Well, let's me explain why I'm interested in this project :
I have a PlayStation Portable and like to develop several projects using all of its potential.
PSP has two Allegrex cpus : SC (system control) and ME (Media Engine).
Both are designed with a MIPS 2 core plus a dozen instructions borrowed from MIPS4.
Both also have a standard FPU coprocessor.
But only SC processor has a second coprocessor called VFPU which allows matrix and vector computations.
Actually, gcc doesn't handle VFPU at all (i'm speaking about the compiler, not the assembler).
I tried to add the necessary things to allow gcc to handle them but I have only a half success because of the way gcc handles registers and a few other messing things.
So i'm looking for an alternative : llvm-gcc.
First, what is VFPU :
it is a great coprocessor which allows us to handle up to 128 32-bit float registers as a scalar or as a vector of two, three or four elements or as a square matrix of 4, 9 or 16 elements.
- a scalar : S000 = [$0], S001, [$1], S002 = [$2], S003 = [$3], S100 = [$4], ..., S010 = [$32], ..., S020 = [$64], ..., S733 = [$127]
- a column : C000.p = [S000, S010], C020.p = [S020, S030], ..., C000.t = [S000, S010, S020], C010.t = [S010, S020, S030], ..., C000.q = [S000, S010, S020, S030]
- a row : R000.p = [S000, S001], R002.p = [S002, S003], R000.t = [S000, S001, S002], R001.t = [S001, S002, S003], R000.q = [S000, S001, S002, S003]
- a matrix : M000.p = [R000.p, R010.p], M020.p = [R020.p, R030.p], ..., M000.t = [R000.t, R010.t, R020.t], ..., M000.q = [R000.q, R010.q, R020.q, R030q]
- a transposed matrix : E000.p = [C000.p, C001.p], M020.p = [R020.p, R030.p], ..., M000.t = [R000.t, R010.t, R020.t], ..., M000.q = [R000.q, R010.q, R020.q, R030q]
(NOTE : <t><#m><#r><#c>.<s> : t = S (scalar)/C (column)/R (row)/M (matrix)/E (transposed matrix), #m = matrix, #r = row, #c = column, s = p (2d vector), t (3d vector), q (4d vector))
now, if you want just a 3d dot product, just issue this instruction for instance : vdot.t S000.s, C100.t, C110.t
or a matrix product : vmmul.q M000.q, M100.q, E200.q
As you can see, that VFPU has a great potential but, alas, it is not very well exploited by the open source psp-gcc.
Now, lets's speak about llvm-gcc.
1) Does a (uncompleted) MIPS target exist for llvm-gcc ? or must I create one ?
Bruno just submitted one, he's the right person to talk to.
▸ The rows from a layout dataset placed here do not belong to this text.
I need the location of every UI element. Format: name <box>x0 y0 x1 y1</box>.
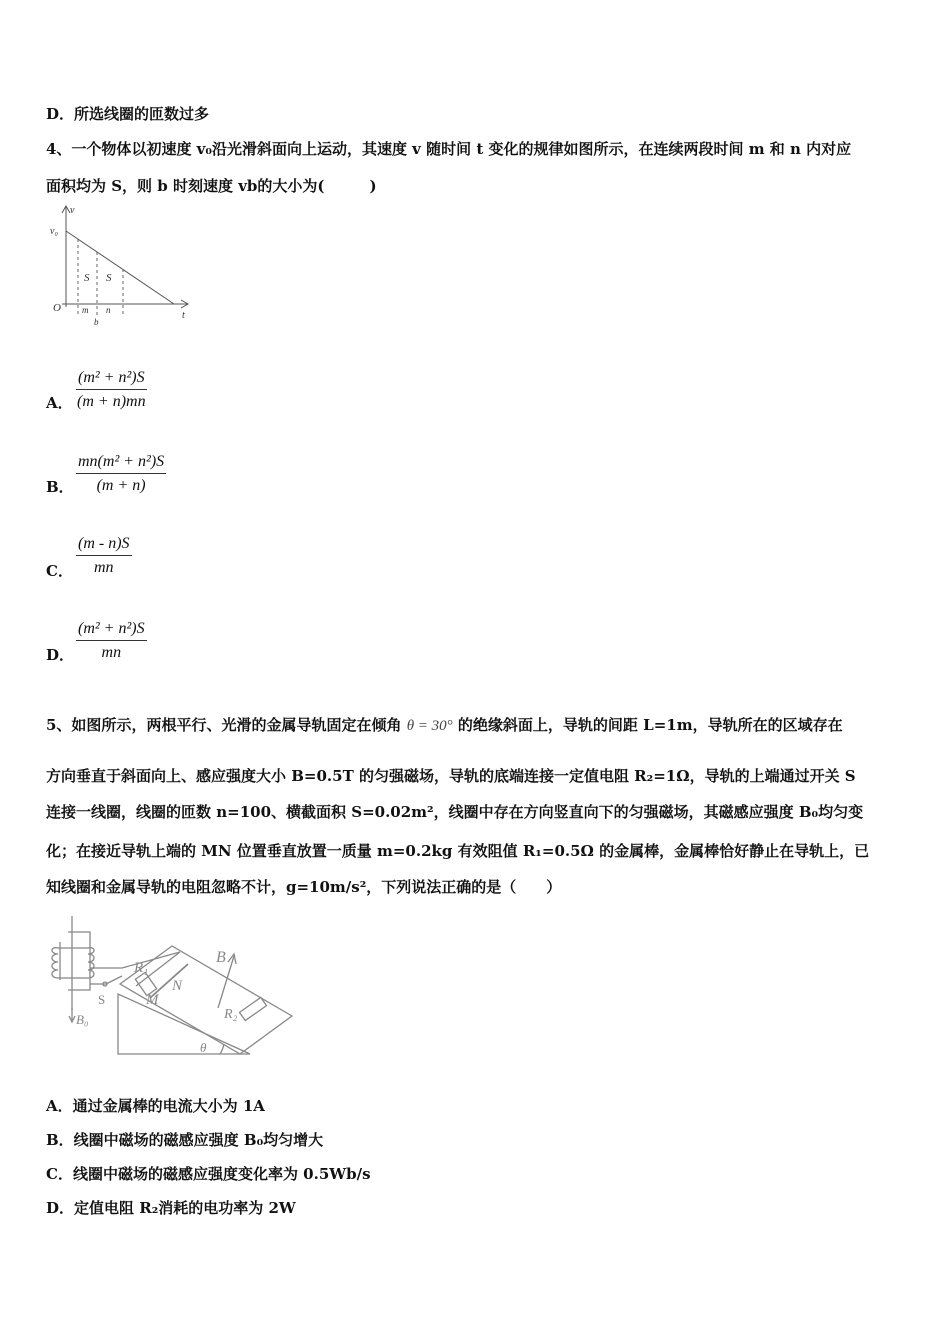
q5-option-b: B．线圈中磁场的磁感应强度 B₀均匀增大 <box>46 1131 324 1149</box>
q4-vt-graph <box>48 203 198 328</box>
q4-option-c-label: C． <box>46 562 73 580</box>
q3-option-d: D．所选线圈的匝数过多 <box>46 105 210 123</box>
area-s2-label: S <box>106 272 112 284</box>
theta-expression: θ = 30° <box>406 718 453 734</box>
q4-option-b-label: B． <box>46 478 74 496</box>
axis-t-label: t <box>182 310 185 321</box>
q5-stem-line4: 化；在接近导轨上端的 MN 位置垂直放置一质量 m=0.2kg 有效阻值 R₁=0.5Ω 的金属棒，金属棒恰好静止在导轨上，已 <box>46 842 870 860</box>
v0-label: v₀ <box>50 226 58 237</box>
q4-option-a-numerator: (m² + n²)S <box>76 369 147 390</box>
q4-option-b-formula <box>76 453 166 495</box>
q4-stem-line2: 面积均为 S，则 b 时刻速度 vb的大小为( ) <box>46 177 377 195</box>
q4-option-a-denominator: (m + n)mn <box>77 393 146 410</box>
q5-option-d: D．定值电阻 R₂消耗的电功率为 2W <box>46 1199 296 1217</box>
q4-option-d-formula <box>76 620 147 662</box>
origin-label: O <box>53 302 61 314</box>
b0-label: B₀ <box>76 1012 89 1027</box>
q4-option-d-denominator: mn <box>101 644 122 661</box>
r1-label: R₁ <box>134 960 149 976</box>
b-label: b <box>94 317 99 327</box>
n-point-label: N <box>172 978 183 994</box>
q4-option-d-label: D． <box>46 646 75 664</box>
q4-option-b-denominator: (m + n) <box>96 477 146 494</box>
q4-option-c-denominator: mn <box>93 559 114 576</box>
q4-option-c-numerator: (m - n)S <box>76 535 132 556</box>
axis-v-label: v <box>70 205 75 216</box>
n-label: n <box>106 305 111 315</box>
q4-option-a-label: A． <box>46 394 73 412</box>
q5-stem-line5: 知线圈和金属导轨的电阻忽略不计，g=10m/s²，下列说法正确的是（ ） <box>46 878 562 896</box>
q5-stem-line2: 方向垂直于斜面向上、感应强度大小 B=0.5T 的匀强磁场，导轨的底端连接一定值电阻 R₂=1Ω，导轨的上端通过开关 S <box>46 767 856 785</box>
q5-option-c: C．线圈中磁场的磁感应强度变化率为 0.5Wb/s <box>46 1165 371 1183</box>
q4-option-b-numerator: mn(m² + n²)S <box>76 453 166 474</box>
q4-stem-line1: 4、一个物体以初速度 v₀沿光滑斜面向上运动，其速度 v 随时间 t 变化的规律如图所示，在连续两段时间 m 和 n 内对应 <box>46 140 852 158</box>
r2-label: R₂ <box>224 1007 238 1022</box>
q4-option-d-numerator: (m² + n²)S <box>76 620 147 641</box>
theta-label: θ <box>200 1040 207 1055</box>
m-point-label: M <box>146 992 159 1008</box>
q5-stem-line1-a: 5、如图所示，两根平行、光滑的金属导轨固定在倾角 <box>46 716 402 734</box>
q5-stem-line1-b: 的绝缘斜面上，导轨的间距 L=1m，导轨所在的区域存在 <box>457 716 843 734</box>
q5-circuit-figure <box>40 912 300 1062</box>
q4-option-c-formula <box>76 535 132 577</box>
q5-stem-line3: 连接一线圈，线圈的匝数 n=100、横截面积 S=0.02m²，线圈中存在方向竖直向下的匀强磁场，其磁感应强度 B₀均匀变 <box>46 803 864 821</box>
q4-option-a-formula <box>76 369 147 411</box>
q5-stem-line1 <box>46 714 843 735</box>
switch-label: S <box>98 992 106 1007</box>
m-label: m <box>82 305 89 315</box>
area-s1-label: S <box>84 272 90 284</box>
b-field-label: B <box>216 949 226 966</box>
q5-option-a: A．通过金属棒的电流大小为 1A <box>46 1097 265 1115</box>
I have not had a chance to review the code, so it has not been committed yet, but it should be soon.
2) Do you think that llvm-gcc can handle those combinaisons of registers :
2.1) Can llvm-gcc handle vector float as a super-set of scalar registers ?
2.2) Can llvm-gcc handle matrix float as a super-set of vector float ?
LLVM has good support for vectors, if you treat matrices as large vectors, you should have no problem.
3) Can llvm-gcc vectorize float operations ?
llvm-gcc supports explicitly vectorized code, but we have no autovectorization pass yet.